Сергей поблагодарил его и сказал, что он надеется пробыть недолго.
— Нечего наперед загадывать. Сколько надобно, столько и живите. Лес-то божий, не господский.
На второй день приехал Максутов и привез ему белья, табаку и несколько книжек, чему Сергей обрадовался больше всего.

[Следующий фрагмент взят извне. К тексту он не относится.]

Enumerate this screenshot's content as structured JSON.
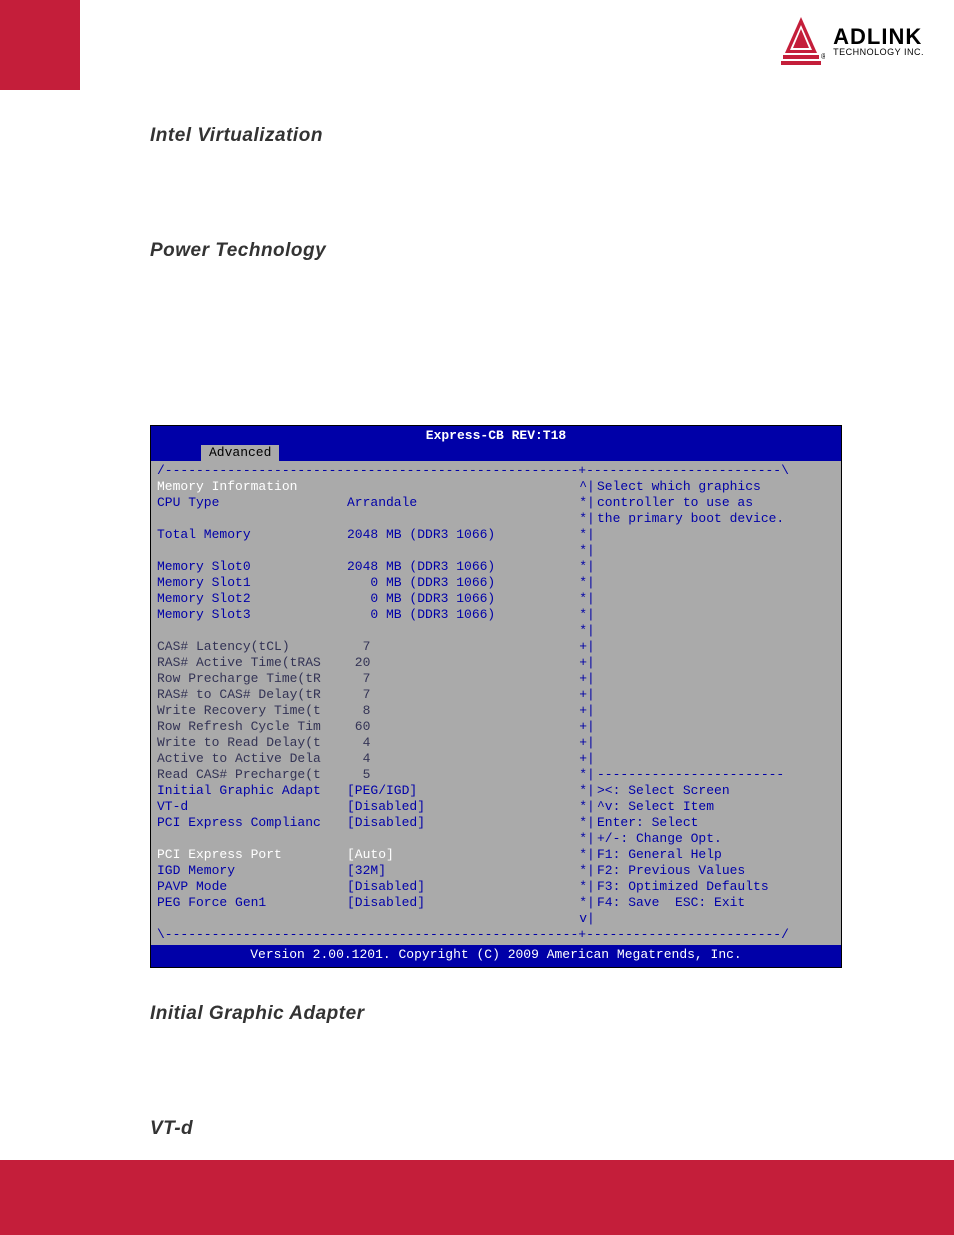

Максутов сообщил Сергею, что уведомление о его бегстве с сибирской каторги вызвало в Петропавловске немалый переполох. Отдан приказ из порта не выпускать без осмотра ни одного иноземного китобоя, ни одной рыбачьей шхуны. Особенно усердствует Лохвицкий. Он побывал на китобое, на котором должен был уехать Оболенский, и обыскал все закоулки. Но так ничего и не нашел. Китобой ушел в море. Лохвицкий выхлопотал себе в помощь с десяток солдат и сейчас с великим рвением рыщет по Петропавловску, обходит все дома. Весьма возможно, что он решится проехать по окружающим порт заимкам и селениям.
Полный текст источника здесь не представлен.